As situações abaixo fazem parte da rotina atual dos psicólogos e se referem ao acompanhamento ligado aos Programas de Transferência de Renda, dentre elas estão: verificar se as pessoas que participam dos programas ainda estão dentro do perfil socioeconômico estabelecido ou não, principalmente referente ao auxílio aluguel; organizar reuniões com as famílias que estão descumprindo as condicionalidades do PBF; deferir ou indeferir o recurso para desbloquear o benefício desse programa, sancionado por descumprimento das condicionalidades. Situações que atribuem certo poder ao profissional e, ao mesmo tempo, a pressão diante do processo decisório.

Malu explicou que existe um programa no município, chamado auxílio moradia, no qual a

transferência do benefício de R$350,00 para o aluguel é por apenas um ano. “É preciso

acompanhar de perto as famílias que o recebem, a família precisa apresentar comprovantes, porque a família precisa sair da situação”. [sic]. Para verificar se a família ainda está dentro

do perfil do beneficio e cortá-lo, se for o caso e conversar com a família sobre isso. [trecho retirado do diário de campo em 03/04/12]

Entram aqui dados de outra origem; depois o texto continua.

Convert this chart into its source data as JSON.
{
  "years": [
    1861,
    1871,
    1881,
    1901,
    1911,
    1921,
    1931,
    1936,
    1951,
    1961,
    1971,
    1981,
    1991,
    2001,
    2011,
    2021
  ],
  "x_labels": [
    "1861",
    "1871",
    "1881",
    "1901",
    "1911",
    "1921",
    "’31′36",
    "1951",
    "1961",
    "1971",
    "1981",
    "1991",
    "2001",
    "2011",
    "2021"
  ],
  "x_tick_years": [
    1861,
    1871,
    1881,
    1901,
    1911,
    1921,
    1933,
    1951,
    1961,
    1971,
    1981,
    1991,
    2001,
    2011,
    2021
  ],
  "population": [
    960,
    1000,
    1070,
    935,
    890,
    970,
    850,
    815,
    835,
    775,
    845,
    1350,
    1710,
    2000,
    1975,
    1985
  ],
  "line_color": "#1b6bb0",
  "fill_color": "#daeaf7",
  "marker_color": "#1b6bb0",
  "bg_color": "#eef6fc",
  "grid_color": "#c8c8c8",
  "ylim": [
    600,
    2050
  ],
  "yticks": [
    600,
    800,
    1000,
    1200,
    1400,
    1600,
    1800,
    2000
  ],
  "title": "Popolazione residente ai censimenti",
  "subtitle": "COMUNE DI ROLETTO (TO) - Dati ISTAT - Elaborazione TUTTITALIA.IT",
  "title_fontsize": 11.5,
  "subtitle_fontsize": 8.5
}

O incêndio já tinha ocorrido há algum tempo, eu não tinha visto o incêndio. Eu tinha ido fazer uma avaliação de como estava a família nesse momento... Assim, se vai continuar o bolsa aluguel, não vai continuar, se precisa mais e tal. ALINE

O MDS, através do monitoramento do PBF, identifica as famílias que estão em situação de descumprimento das condicionalidades ou não estão sacando o benefício e enviam essa listagem ao CRAS, o que é conhecido no área como “listas de famílias”. É responsabilidade dos técnicos do CRAS encontrá-las e verificar o que está acontecendo, ou seja, realizar o acompanhamento mais próximo, pois o MDS considera que essas famílias estão em situação de maior vulnerabilidade. Em

Aspectos que dificultam, no subitem As contradições dos PTRs, será discutida a repercussão da

lógica dessas ações tanto para os profissionais quanto para as famílias.

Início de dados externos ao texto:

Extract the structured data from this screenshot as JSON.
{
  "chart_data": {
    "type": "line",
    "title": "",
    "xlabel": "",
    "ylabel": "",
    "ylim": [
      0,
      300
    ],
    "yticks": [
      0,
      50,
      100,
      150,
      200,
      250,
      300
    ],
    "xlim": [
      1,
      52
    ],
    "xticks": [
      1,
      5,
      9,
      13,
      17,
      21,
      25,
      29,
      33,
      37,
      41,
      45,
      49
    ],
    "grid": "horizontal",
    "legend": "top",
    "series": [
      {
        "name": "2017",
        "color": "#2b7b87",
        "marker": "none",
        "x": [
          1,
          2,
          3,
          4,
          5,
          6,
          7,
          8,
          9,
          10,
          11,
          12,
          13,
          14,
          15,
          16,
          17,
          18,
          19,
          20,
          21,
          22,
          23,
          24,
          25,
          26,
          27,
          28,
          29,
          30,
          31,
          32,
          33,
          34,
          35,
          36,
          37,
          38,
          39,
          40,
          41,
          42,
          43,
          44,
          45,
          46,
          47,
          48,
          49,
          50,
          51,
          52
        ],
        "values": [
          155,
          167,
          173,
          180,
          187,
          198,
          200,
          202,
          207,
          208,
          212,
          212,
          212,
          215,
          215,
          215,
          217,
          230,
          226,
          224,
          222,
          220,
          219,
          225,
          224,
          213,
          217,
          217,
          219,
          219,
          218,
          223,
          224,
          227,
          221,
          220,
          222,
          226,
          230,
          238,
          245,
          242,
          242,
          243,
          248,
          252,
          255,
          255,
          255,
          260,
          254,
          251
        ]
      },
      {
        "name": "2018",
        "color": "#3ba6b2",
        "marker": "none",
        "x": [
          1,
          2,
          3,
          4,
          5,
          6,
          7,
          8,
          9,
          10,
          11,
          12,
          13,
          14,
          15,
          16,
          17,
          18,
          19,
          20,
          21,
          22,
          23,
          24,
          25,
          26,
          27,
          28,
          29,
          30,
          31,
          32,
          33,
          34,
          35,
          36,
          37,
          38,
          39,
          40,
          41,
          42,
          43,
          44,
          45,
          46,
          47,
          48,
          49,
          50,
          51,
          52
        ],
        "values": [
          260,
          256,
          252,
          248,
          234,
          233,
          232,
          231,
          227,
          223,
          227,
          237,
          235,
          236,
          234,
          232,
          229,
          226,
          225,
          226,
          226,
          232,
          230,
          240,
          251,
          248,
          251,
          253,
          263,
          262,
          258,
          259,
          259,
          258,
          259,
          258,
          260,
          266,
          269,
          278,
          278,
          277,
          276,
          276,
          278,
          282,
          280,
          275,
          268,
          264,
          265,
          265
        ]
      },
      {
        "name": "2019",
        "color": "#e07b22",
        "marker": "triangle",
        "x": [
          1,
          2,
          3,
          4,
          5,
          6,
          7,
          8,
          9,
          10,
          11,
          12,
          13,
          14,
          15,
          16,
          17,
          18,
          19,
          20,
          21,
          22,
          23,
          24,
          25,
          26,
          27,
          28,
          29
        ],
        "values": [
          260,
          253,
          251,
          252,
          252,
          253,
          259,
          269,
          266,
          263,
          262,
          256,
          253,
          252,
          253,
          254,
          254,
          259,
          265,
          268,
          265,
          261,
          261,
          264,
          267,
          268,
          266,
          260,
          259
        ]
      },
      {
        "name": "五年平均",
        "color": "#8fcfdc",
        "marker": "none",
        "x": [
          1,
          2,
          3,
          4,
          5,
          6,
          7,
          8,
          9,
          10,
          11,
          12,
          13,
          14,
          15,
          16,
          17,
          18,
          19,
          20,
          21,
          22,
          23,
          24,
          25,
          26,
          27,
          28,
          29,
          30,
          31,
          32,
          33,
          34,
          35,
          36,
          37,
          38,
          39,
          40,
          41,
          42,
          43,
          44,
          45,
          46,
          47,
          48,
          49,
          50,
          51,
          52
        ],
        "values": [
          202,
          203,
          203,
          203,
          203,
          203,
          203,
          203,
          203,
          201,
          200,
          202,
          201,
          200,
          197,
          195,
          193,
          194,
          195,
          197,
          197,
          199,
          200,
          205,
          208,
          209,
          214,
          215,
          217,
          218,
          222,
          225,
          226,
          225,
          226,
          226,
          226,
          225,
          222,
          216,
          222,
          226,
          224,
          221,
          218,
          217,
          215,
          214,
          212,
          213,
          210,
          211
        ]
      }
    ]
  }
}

[...] agora estão saindo muitas listas de acompanhamento dos benefícios, então, são pessoas que estão recebendo e não sabem, pessoas que estão descumprindo, pra gente correr atrás disso e dar um jeito. PEDRO

Quem está com problema nas condicionalidades do bolsa família? A gente envia cartas e as pessoas vêm assistir uma reunião um dia. Aí a gente fala que é grupo. É, de certa forma é, é de certa forma uma palestra mas, a gente faz uma dinâmica, pergunta quem sabe o que que é o CRAS, quem já veio, funcionalidade. Tem essa, a do bolsa família novos e a do renda cidadã novos e do cadastro únicos. THAÍS

Bianca relata sobre a responsabilidade por deferir ou indeferir o recurso sancionado da família por conta de descumprimento de condicionalidades, principalmente relativas à escola a partir da avaliação da justificativa ou “desculpa” oferecida por essa.

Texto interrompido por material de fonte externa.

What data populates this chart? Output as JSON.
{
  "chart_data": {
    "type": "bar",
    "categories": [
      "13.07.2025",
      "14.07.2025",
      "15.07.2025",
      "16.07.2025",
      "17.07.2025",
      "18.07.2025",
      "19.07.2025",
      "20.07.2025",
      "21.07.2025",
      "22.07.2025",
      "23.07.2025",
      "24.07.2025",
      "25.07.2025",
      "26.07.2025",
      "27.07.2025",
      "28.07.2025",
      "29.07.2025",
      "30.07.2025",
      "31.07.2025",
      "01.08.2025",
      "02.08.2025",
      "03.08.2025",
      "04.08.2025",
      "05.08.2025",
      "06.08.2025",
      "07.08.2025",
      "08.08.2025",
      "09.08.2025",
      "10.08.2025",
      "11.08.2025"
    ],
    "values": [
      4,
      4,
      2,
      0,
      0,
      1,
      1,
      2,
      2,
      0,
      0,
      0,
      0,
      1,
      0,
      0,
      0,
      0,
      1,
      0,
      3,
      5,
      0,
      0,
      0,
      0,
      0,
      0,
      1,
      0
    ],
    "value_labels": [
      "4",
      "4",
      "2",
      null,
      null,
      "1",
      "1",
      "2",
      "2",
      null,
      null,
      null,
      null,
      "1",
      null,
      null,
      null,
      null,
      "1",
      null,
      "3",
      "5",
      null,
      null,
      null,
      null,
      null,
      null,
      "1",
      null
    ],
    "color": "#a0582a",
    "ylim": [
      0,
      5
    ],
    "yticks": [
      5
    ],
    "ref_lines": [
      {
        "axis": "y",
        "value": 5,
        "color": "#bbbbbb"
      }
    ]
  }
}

Recurso de condicionalidade do PBF, dentro do SICON, de acompanhamento da frequência escolar. [...] as crianças faltaram muito à escola e a família foi penalizada com um ou dois meses de bloqueio do benefício e elas vêm aqui para justificar. Justificando eu tenho que tirar a sanção da família [...] Se não justificar são mais dois meses sem receber. O que muda vindo a família aqui? [...] ela pode apresentar uma justificativa para aquelas faltas e a gente pode tirar a sanção, deferindo o recurso. BIANCA

Nessa situação há a responsabilidade e a angústia dos profissionais diante da responsabilidade de manter ou não o recebimento do benefício e, ao mesmo tempo, garantir que o uso efetivo dos recursos (sem fraudes, com crianças frequentando a escola).